In this step, we’ll prepare both the toilet and the closet flange for the replacement toilet. This involves cleaning and prepping the area so that you can replace the new toilet onto the flange with little difficulty. Be sure to follow all of these procedures:

  • Remove the old wax ring from the closet flange (the plastic piece that marks and surrounds the location of the toilet drain). This is “messy” work (OK, that’s an understatement) and it may help to have a large screwdriver and wooden paint stick or furring strip to help scrape off the wax.
  • Check the condition of the plastic closet flange. If it’s damaged you’ll need to replace it or repair it with kits that are available at your local home improvement store. It is possible that you’ll want to bring in a plumber if the flooring is damaged beyond simple repair or the closet flange isn’t fixable with a standard repair kit.
  • At this time some recommend test-fitting the new toilet to the closet flange – without the wax ring. We’ve found this to be helpful for uneven surfaces, though in most cases it’s fine to shim the toilet afterwards.

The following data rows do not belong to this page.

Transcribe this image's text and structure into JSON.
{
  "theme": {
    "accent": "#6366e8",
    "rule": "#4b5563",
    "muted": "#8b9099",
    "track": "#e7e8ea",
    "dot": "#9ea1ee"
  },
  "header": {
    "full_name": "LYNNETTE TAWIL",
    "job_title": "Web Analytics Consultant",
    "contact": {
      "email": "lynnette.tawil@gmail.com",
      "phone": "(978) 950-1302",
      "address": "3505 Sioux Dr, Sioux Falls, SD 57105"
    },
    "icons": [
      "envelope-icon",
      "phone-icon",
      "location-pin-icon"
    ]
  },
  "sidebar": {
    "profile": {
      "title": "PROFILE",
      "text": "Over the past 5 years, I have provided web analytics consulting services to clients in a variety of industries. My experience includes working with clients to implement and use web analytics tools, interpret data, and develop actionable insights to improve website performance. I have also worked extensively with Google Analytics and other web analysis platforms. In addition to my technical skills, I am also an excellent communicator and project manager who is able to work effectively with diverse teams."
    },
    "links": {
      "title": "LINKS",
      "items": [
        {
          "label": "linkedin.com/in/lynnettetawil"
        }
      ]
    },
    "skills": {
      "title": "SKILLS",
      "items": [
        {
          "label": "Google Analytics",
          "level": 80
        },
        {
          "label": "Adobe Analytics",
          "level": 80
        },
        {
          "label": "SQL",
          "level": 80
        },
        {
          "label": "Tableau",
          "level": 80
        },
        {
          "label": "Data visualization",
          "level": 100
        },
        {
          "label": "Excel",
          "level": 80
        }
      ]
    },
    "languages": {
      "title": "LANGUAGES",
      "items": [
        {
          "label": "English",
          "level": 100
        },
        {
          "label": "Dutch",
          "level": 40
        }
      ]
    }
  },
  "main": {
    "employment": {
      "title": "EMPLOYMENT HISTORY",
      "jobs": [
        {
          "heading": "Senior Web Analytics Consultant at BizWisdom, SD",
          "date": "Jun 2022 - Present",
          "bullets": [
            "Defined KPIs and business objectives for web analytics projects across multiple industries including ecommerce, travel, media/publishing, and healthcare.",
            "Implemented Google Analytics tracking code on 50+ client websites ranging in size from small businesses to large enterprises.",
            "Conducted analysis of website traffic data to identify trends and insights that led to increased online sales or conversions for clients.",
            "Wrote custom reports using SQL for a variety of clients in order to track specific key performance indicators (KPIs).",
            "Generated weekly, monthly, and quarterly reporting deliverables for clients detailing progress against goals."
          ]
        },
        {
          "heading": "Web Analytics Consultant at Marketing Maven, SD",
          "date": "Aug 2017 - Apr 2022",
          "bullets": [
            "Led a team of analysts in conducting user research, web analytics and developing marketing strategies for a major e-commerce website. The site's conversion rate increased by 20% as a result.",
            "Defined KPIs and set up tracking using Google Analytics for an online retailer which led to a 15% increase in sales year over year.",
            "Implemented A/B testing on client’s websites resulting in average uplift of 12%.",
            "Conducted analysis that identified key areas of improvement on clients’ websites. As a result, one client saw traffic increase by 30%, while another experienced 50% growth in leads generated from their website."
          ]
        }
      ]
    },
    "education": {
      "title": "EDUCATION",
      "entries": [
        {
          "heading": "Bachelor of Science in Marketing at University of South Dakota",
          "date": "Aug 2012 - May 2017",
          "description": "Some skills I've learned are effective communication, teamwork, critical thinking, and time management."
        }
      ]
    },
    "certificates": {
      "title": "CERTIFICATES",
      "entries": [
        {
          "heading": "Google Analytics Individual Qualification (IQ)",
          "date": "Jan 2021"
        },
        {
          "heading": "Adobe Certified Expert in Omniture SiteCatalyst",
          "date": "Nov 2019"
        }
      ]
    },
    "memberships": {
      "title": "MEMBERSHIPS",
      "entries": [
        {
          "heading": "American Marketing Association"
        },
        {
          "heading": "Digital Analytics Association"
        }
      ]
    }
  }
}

Fitting the Wax Ring and Place the Toilet

This part is actually very simple, however, we depart slightly from the instructions normally given on the wax ring boxes. The wax ring is what really makes the toilet drain system fool-proof. It guides the sewage into the 3- or 4-inch drain pipe, keeping any waste from escaping the path or leaking onto the floor.


installing the wax ring

No matter what the condition of your toilet, we’ve found that an oversized ring with a plastic funnel is typically the go-to solution:

  • First of all, be sure to use the extra-large wax rings that include a plastic funnel. These are typically adequate for both 3-inch and 4-inch drains. They are simply the best solutions for 99.9% of all toilet requirements we’ve run into.
  • Center and place the wax ring over the closet flange. While most instructions tell you to place it onto the toilet directly, we feel there is no need to inconvenience yourself in this way. You can’t set the toilet down afterward unless it’s on its side, for example. It frankly makes it harder to place the toilet perfectly onto the flange.
  • Be sure the square head attachment bolts that came with your wax ring are positioned correctly into the closet flange. You’ll be placing the toilet by centering the holes over the protruding bolts.

This Part May Require an Extra Hand

  • With a partner (or yourself if you can safely lift and balance the toilet as needed), position the toilet so that the bolts come through the holes in the toilet base. Center the toilet perfectly atop the drain and flange.
  • Press down on the toilet with a gentle rocking motion until it seats firmly into place. When pushing down you want to be centered over the closet flange/drain. Use shims if needed to eradicate any rocking of the toilet or to compensate for an uneven surface.
  • Tighten the bolts down, alternating sides until the toilet is snug. You do not want to overtighten the bolts as the ceramic toilet base will crack. If the bolts stick up beyond the plastic caps that come with most toilets, use a hacksaw to cut down the bolts so that the caps fit overtop.
  • Add silicone caulk around the edge of the toilet to seal it up.

Reconnect the Plumbing

Do just what the heading suggests. Now you can reconnect the supply line, turn the water back on and allow the toilet to fill. Don’t be stingy when it comes to replacing the toilet water supply line. It’s always a good idea to replace that part, even if there are no signs of wear on your existing line. You can select either solid pipes (for a high-end finished look) or metal braided lines that resist bursting.

Finally, when finished, check for any leaks, especially during flushing. That’s all there is to it. Now you can enjoy your new toilet.